I stroll through the park, pushing her wheelchair. We get a lot of sympathising looks from people walking past. She closes her eyes and breaths in the fresh air like a new born baby for the first time. She sighs happily when the congenial sun hits her. I pick her some flowers, even though I’m pretty sure you aren’t allowed to. I brought us ice creams and we sit eating them, me on the end of a bench and her next to me on the wheelchair, looking appreciatively at the soupy, greenish lake and the ducks floating lazily as though it’s a Sunday morning, the occasional scaly fish surfacing or splashing; the laughter and screams of the children playing jovially on the swings, the roundabout and the slides. It was perfect and blissful.

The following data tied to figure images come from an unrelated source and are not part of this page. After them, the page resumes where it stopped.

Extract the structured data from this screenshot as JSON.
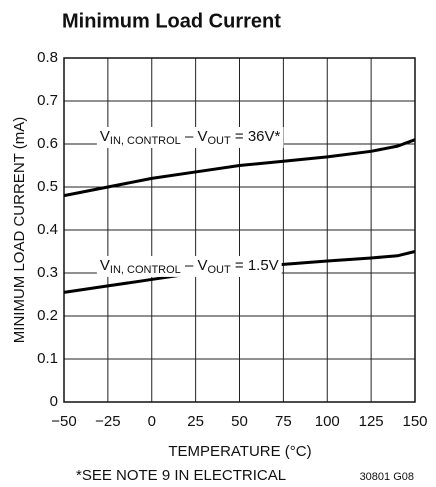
{
  "chart_data": {
    "type": "line",
    "title": "Minimum Load Current",
    "xlabel": "TEMPERATURE (°C)",
    "ylabel": "MINIMUM LOAD CURRENT (mA)",
    "footnote": "*SEE NOTE 9 IN ELECTRICAL",
    "code": "30801 G08",
    "x": [
      -50,
      -25,
      0,
      25,
      50,
      75,
      100,
      125,
      140,
      150
    ],
    "series": [
      {
        "color": "#000000",
        "values": [
          0.48,
          0.5,
          0.52,
          0.535,
          0.55,
          0.56,
          0.57,
          0.583,
          0.595,
          0.61
        ]
      },
      {
        "color": "#000000",
        "values": [
          0.255,
          0.27,
          0.285,
          0.3,
          0.31,
          0.32,
          0.328,
          0.335,
          0.34,
          0.35
        ]
      }
    ],
    "annotations": [
      {
        "x": -25,
        "y": 0.6,
        "parts": [
          {
            "text": "V"
          },
          {
            "text": "IN, CONTROL",
            "sub": true
          },
          {
            "text": " – V"
          },
          {
            "text": "OUT",
            "sub": true
          },
          {
            "text": " = 36V*"
          }
        ]
      },
      {
        "x": -25,
        "y": 0.3,
        "parts": [
          {
            "text": "V"
          },
          {
            "text": "IN, CONTROL",
            "sub": true
          },
          {
            "text": " – V"
          },
          {
            "text": "OUT",
            "sub": true
          },
          {
            "text": " = 1.5V"
          }
        ]
      }
    ],
    "xlim": [
      -50,
      150
    ],
    "xticks": [
      {
        "value": -50,
        "label": "−50"
      },
      {
        "value": -25,
        "label": "−25"
      },
      0,
      25,
      50,
      75,
      100,
      125,
      150
    ],
    "ylim": [
      0,
      0.8
    ],
    "yticks": [
      0,
      0.1,
      0.2,
      0.3,
      0.4,
      0.5,
      0.6,
      0.7,
      0.8
    ],
    "grid": true
  }
}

She rests her head on my shoulder and we stay there pretty much the whole day, however the medication she was on beginning to wear off and she grows ill extremely quick. I drive her back to the hospital as fast as I can.
I beg them not to arrest me for “kidnapping” an ailing patient—at least until after I saw she was okay. They oblige reluctantly.
“I can feel it,” she says in a half-whisper, “its coming.”
She screams in pain and I begin to sob, clutching onto her hand as I watch her die, unable to do anything.
She breathes heavily, struggling to form words.
“I-I promise, w-we’ll be together a-again. I l-l-love you. P-promise me that y-you’ll never f-forget m-me.” She manages.
“I promise.” I say and she smiles, she looks relieved and her eyes slowly shut and consistent beeping of the life-machine stops abruptly. I feel something within me shatter, like I have lost an arm or leg. I sob and try to shake her awake; it’s all a dream; a very bad dream, I’m going to wake up and everything will be fine; but the nursing staff restrains me.
I cannot help but think it’s my fault, my fault she died. I feel that way every single night until my death.
~
I finally see her again, we’re on a beach. She looks more beautiful and flawless than ever, her raven hair cascades down to her mid-back and her deep blue eyes gleam. I see my deceased family members huddle around her, my mum, my sister, my child, all smiling. She holds out her hand and says: “I’ve been waiting old man.”
68 years, to be exact.
I smile and take her hand.
That's so sweet. I think I have a tear coming on. Seriously.
Oh my gosh, Francis. I just re read it. That's beautiful. Are you published?
Aw, thank you so much! Alas, I'm not--well, I won a short story competition so my short story is getting published, but like, nothing major. So technically I will be? :D
This short story or another one? Dang, your good. What book/newsletter are you getting published in?
Right now I'm writing a short story to enter a contest where the winner gets $500 (not like I care) and gets to be published in a writing magazine! (Which is the part I'm actually excited for,) Francis, I'll have to thank you if I win. Your story is my inspiration. Thank you.
Thanks guys! I actually can't remember--although it's not well known, as far as I'm aware. I don't mind though.
Aw, I'm SO glad to be your inspiration! :D Like seriously! I hope you win! :D
Aw, I'm SO glad to be your inspiration! :D Like seriously! I hope you win! :D
Thanks. I'll mention you on the short bio they make everyone write. Then you can be in the newsletter, too.
Aw, that's so sweet! Thank you! But seriously, you don't have to.